Time to give the D some love. Oregon looks to counter-punch and comes out with 21 personnel, both tight ends on the line. Cal is in a 4-2-5 nickel, possible Cover 3.
At the snap, OSU's bottom guard pulls and Mannion looks to hand off. Cal's LBs rush to fill the hole.
It's a fake. Mannion pulls it down, but is immediately under pressure from Jalil(#90). Johnson(#11) eludes their TE, but gets doubled by their T.
...but Johnson refuses to quit. He pushes past the double team to bear down on Mannion. He locks eyes with his tight end...and they share a tender moment.
Which comes to a jarring end as Caleb Coleman (#10) sprints up from his nickel position to intercept Mannion's duck. You'd think that the All-Pac-12 Yardage Leader would be smarter than to throw that ball...except, you know, it's Oregon State. Bet he can communicate with sheep like a boss, though.
With Cal's offense unable to deliver the coup de grace, Oregon State is threatening again. They go 3 wide, 1 TE and Cal counters with a 4-2-5, possible quarters.
But General Kaufman decides to roll the hard six. It's a Cover 0 double dog blitz. Because Nickerson(#47) attacks the lower B gap, the OSU tackle has to pick up the inside rusher. By rule, you always protect inside-out because the inside rusher has a shorter path to the QB.
This leaves Johnson(#11) unblocked and with a free run at Mannion. This is not a tender moment...even if Cal fans everywhere hear angels singing while unicorns dance with leprachauns bearing endless pitchers of beer and do lines with Tony Franklin. I'm sorry. It's been a while (sniff) since our last sack.
OSU is down to their last desperate chance. They have 3 wideouts and 1 TE. Cal shows the same double LB blitz look. Pre-snap, the Beaver TB goes in motion towards the bottom.
Cal's safety, McClure, follows him. This suggests man coverage.

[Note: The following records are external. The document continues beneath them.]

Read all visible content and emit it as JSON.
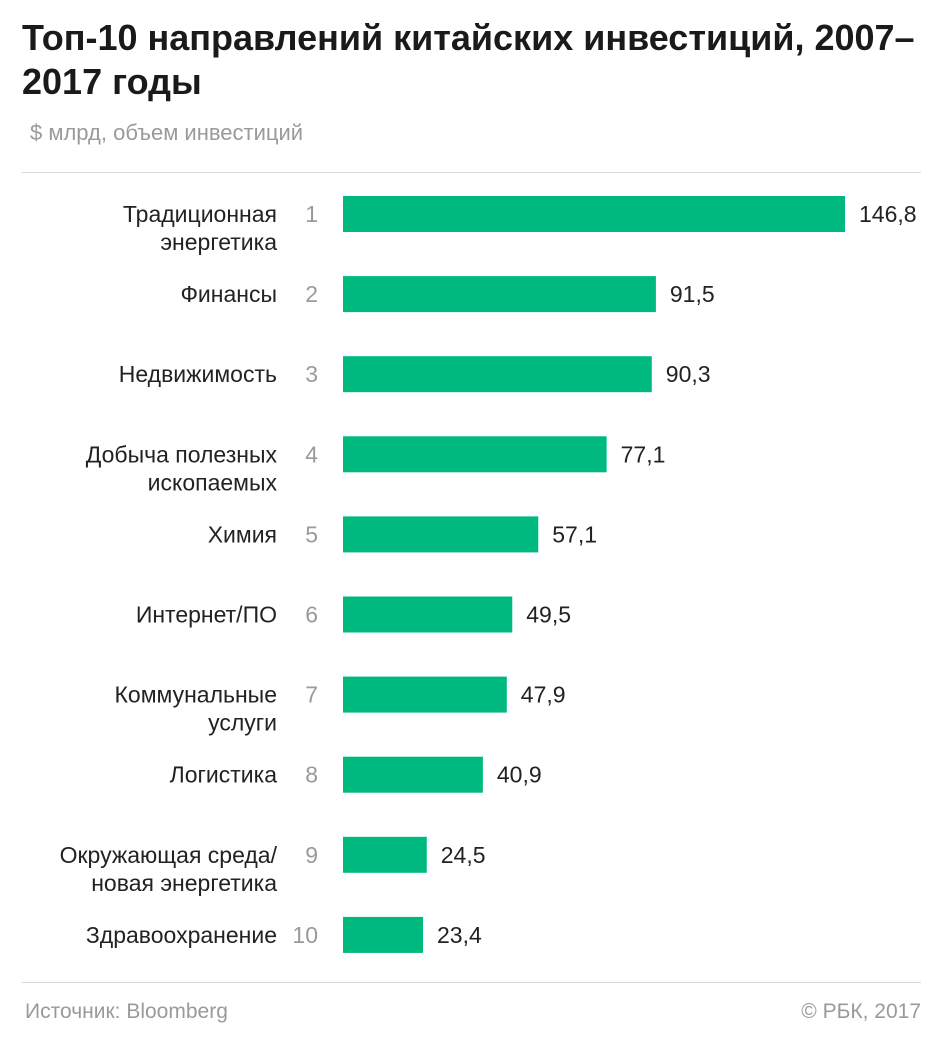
{
  "header": {
    "title": "Топ-10 направлений китайских инвестиций, 2007–2017 годы",
    "subtitle": "$ млрд, объем инвестиций"
  },
  "footer": {
    "source": "Источник: Bloomberg",
    "copyright": "© РБК, 2017"
  },
  "colors": {
    "bar": "#00b97e",
    "rank": "#9a9a9a",
    "text": "#222222"
  },
  "chart_data": {
    "type": "bar",
    "orientation": "horizontal",
    "title": "Топ-10 направлений китайских инвестиций, 2007–2017 годы",
    "subtitle": "$ млрд, объем инвестиций",
    "categories": [
      [
        "Традиционная",
        "энергетика"
      ],
      [
        "Финансы"
      ],
      [
        "Недвижимость"
      ],
      [
        "Добыча полезных",
        "ископаемых"
      ],
      [
        "Химия"
      ],
      [
        "Интернет/ПО"
      ],
      [
        "Коммунальные",
        "услуги"
      ],
      [
        "Логистика"
      ],
      [
        "Окружающая среда/",
        "новая энергетика"
      ],
      [
        "Здравоохранение"
      ]
    ],
    "ranks": [
      "1",
      "2",
      "3",
      "4",
      "5",
      "6",
      "7",
      "8",
      "9",
      "10"
    ],
    "values": [
      146.8,
      91.5,
      90.3,
      77.1,
      57.1,
      49.5,
      47.9,
      40.9,
      24.5,
      23.4
    ],
    "value_labels": [
      "146,8",
      "91,5",
      "90,3",
      "77,1",
      "57,1",
      "49,5",
      "47,9",
      "40,9",
      "24,5",
      "23,4"
    ],
    "xlim": [
      0,
      146.8
    ],
    "grid": false
  }
}
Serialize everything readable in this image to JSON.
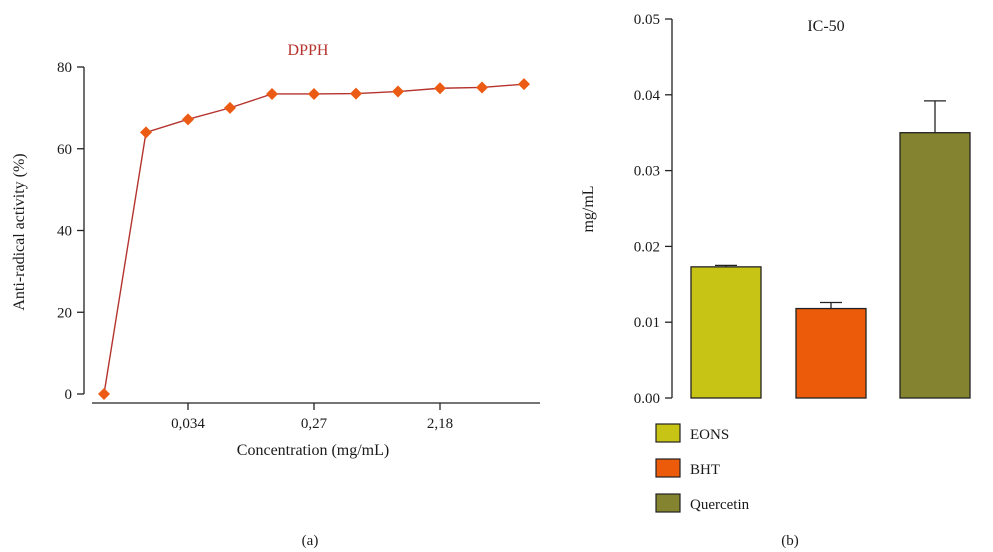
{
  "chart_data": [
    {
      "type": "line",
      "panel_label": "(a)",
      "title": "DPPH",
      "title_color": "#b5332e",
      "xlabel": "Concentration (mg/mL)",
      "ylabel": "Anti-radical activity (%)",
      "ylim": [
        0,
        80
      ],
      "yticks": [
        "0",
        "20",
        "40",
        "60",
        "80"
      ],
      "xtick_labels": [
        "0,034",
        "0,27",
        "2,18"
      ],
      "line_color": "#b5332e",
      "marker_color": "#ec5b14",
      "marker": "diamond",
      "series": [
        {
          "y": [
            0,
            64,
            67.2,
            70,
            73.4,
            73.4,
            73.5,
            74,
            74.8,
            75,
            75.8
          ]
        }
      ],
      "grid": false
    },
    {
      "type": "bar",
      "panel_label": "(b)",
      "title": "IC-50",
      "ylabel": "mg/mL",
      "ylim": [
        0,
        0.05
      ],
      "yticks": [
        "0.00",
        "0.01",
        "0.02",
        "0.03",
        "0.04",
        "0.05"
      ],
      "categories": [
        "EONS",
        "BHT",
        "Quercetin"
      ],
      "values": [
        0.0173,
        0.0118,
        0.035
      ],
      "errors": [
        0.0002,
        0.0008,
        0.0042
      ],
      "colors": [
        "#c8c415",
        "#ec5b09",
        "#848430"
      ],
      "legend": [
        "EONS",
        "BHT",
        "Quercetin"
      ],
      "legend_position": "bottom-left",
      "grid": false
    }
  ]
}
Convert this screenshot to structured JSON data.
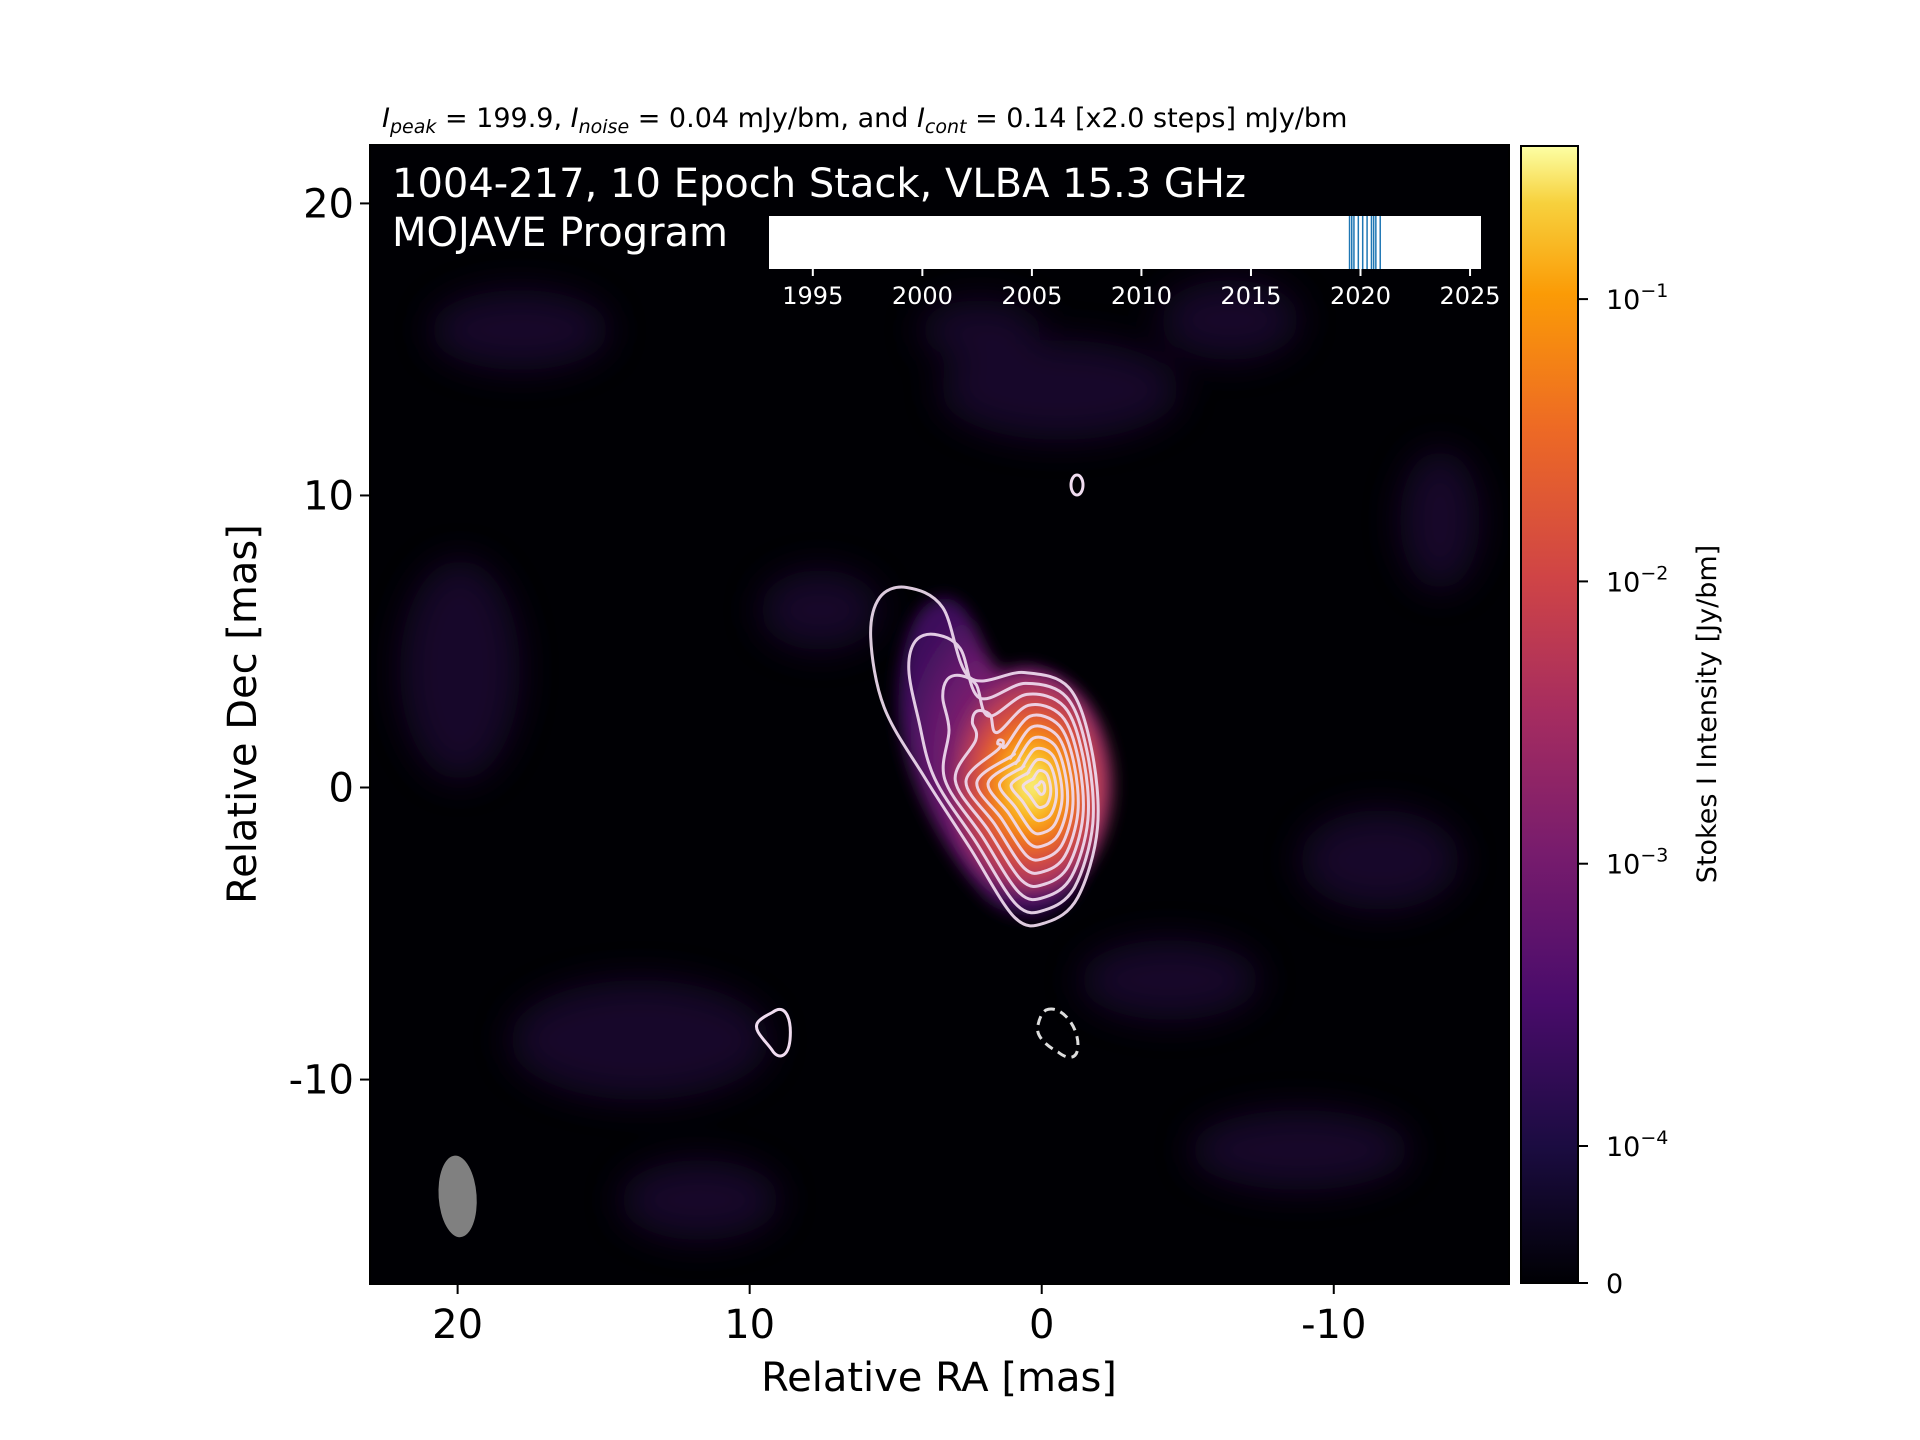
{
  "chart_data": {
    "type": "heatmap",
    "title_parts": {
      "i_peak_symbol": "I",
      "i_peak_sub": "peak",
      "i_peak_value": " = 199.9, ",
      "i_noise_symbol": "I",
      "i_noise_sub": "noise",
      "i_noise_value": " = 0.04 mJy/bm, and ",
      "i_cont_symbol": "I",
      "i_cont_sub": "cont",
      "i_cont_value": " = 0.14 [x2.0 steps] mJy/bm"
    },
    "annotation_line1": "1004-217, 10 Epoch Stack, VLBA 15.3 GHz",
    "annotation_line2": "MOJAVE Program",
    "xlabel": "Relative RA [mas]",
    "ylabel": "Relative Dec [mas]",
    "xlim": [
      23,
      -16
    ],
    "ylim": [
      -17,
      22
    ],
    "x_ticks": [
      20,
      10,
      0,
      -10
    ],
    "x_tick_labels": [
      "20",
      "10",
      "0",
      "-10"
    ],
    "y_ticks": [
      20,
      10,
      0,
      -10
    ],
    "y_tick_labels": [
      "20",
      "10",
      "0",
      "-10"
    ],
    "colormap": "inferno",
    "colorbar": {
      "label": "Stokes I Intensity [Jy/bm]",
      "scale": "log",
      "ticks": [
        {
          "value": 0.1,
          "base": "10",
          "exp": "−1"
        },
        {
          "value": 0.01,
          "base": "10",
          "exp": "−2"
        },
        {
          "value": 0.001,
          "base": "10",
          "exp": "−3"
        },
        {
          "value": 0.0001,
          "base": "10",
          "exp": "−4"
        },
        {
          "value": 0,
          "base": "0",
          "exp": ""
        }
      ]
    },
    "peak_position": [
      0,
      0
    ],
    "beam": {
      "center": [
        20,
        -14
      ],
      "major_mas": 2.8,
      "minor_mas": 1.3,
      "pa_deg": 4,
      "color": "#808080"
    },
    "contour_levels_mJy": [
      0.14,
      0.28,
      0.56,
      1.12,
      2.24,
      4.48,
      8.96,
      17.92,
      35.84,
      71.68,
      143.36
    ],
    "epoch_timeline": {
      "x_ticks": [
        1995,
        2000,
        2005,
        2010,
        2015,
        2020,
        2025
      ],
      "x_tick_labels": [
        "1995",
        "2000",
        "2005",
        "2010",
        "2015",
        "2020",
        "2025"
      ],
      "xlim": [
        1993,
        2025.5
      ],
      "epochs": [
        2019.5,
        2019.6,
        2019.7,
        2019.9,
        2020.1,
        2020.3,
        2020.5,
        2020.6,
        2020.7,
        2020.9
      ],
      "line_color": "#1f77b4"
    }
  }
}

At the snap, Oregon State's tight end illegally picks off McClure. It's great technique for CPR or mouth-to-mouth, but completely disrupts McClure's ability to cover the Beaver tailback. But, Coleman had given a subtle hand signal to McClure before the snap...
..."I got this." Although it was another Cover 0 blitz, Coleman switched coverage onto the tailback and left McClure with the tight end. Instead of an (illegal) pick play for a first down, the Beaver tailback is stopped short for a huge turnover on downs.
I went on record predicting 4 wins +/-1 and even Head Football writer Nam Le said, "A LOT has to break right for 5." Yet here we are. My friend Scootie has already grudgingly conceded defeat and ceded a big bottle of Hendricks towards the Kodiak Happy-Happy Fund. Congrats to my buddy atoms, for fleecing the normally sound-minded boomtho out of a nice bottle of whisky:
CAL WINS 3 OR FEWER GAMES = BOOMTHO WINS NICE BOTTLE OF BOOZE OF HIS CHOICE (~$40-60)
CAL WINS 4 GAMES = PUSH. ATOMS AND BOOMTHO EXCHANGE BOTTLES OF BOOZE
CAL WINS 5+ GAMES = ATOMS WINS NICE BOTTLE OF BOOZE OF HIS CHOICE (~$40-60)
I can guarantee we won't lose this week. Let's get healthy, get focused, and get ready. Sure, the most likely route to a bowl lies through the reeling BYU Cougars. But taking down 'sc or Furd? Pure bliss.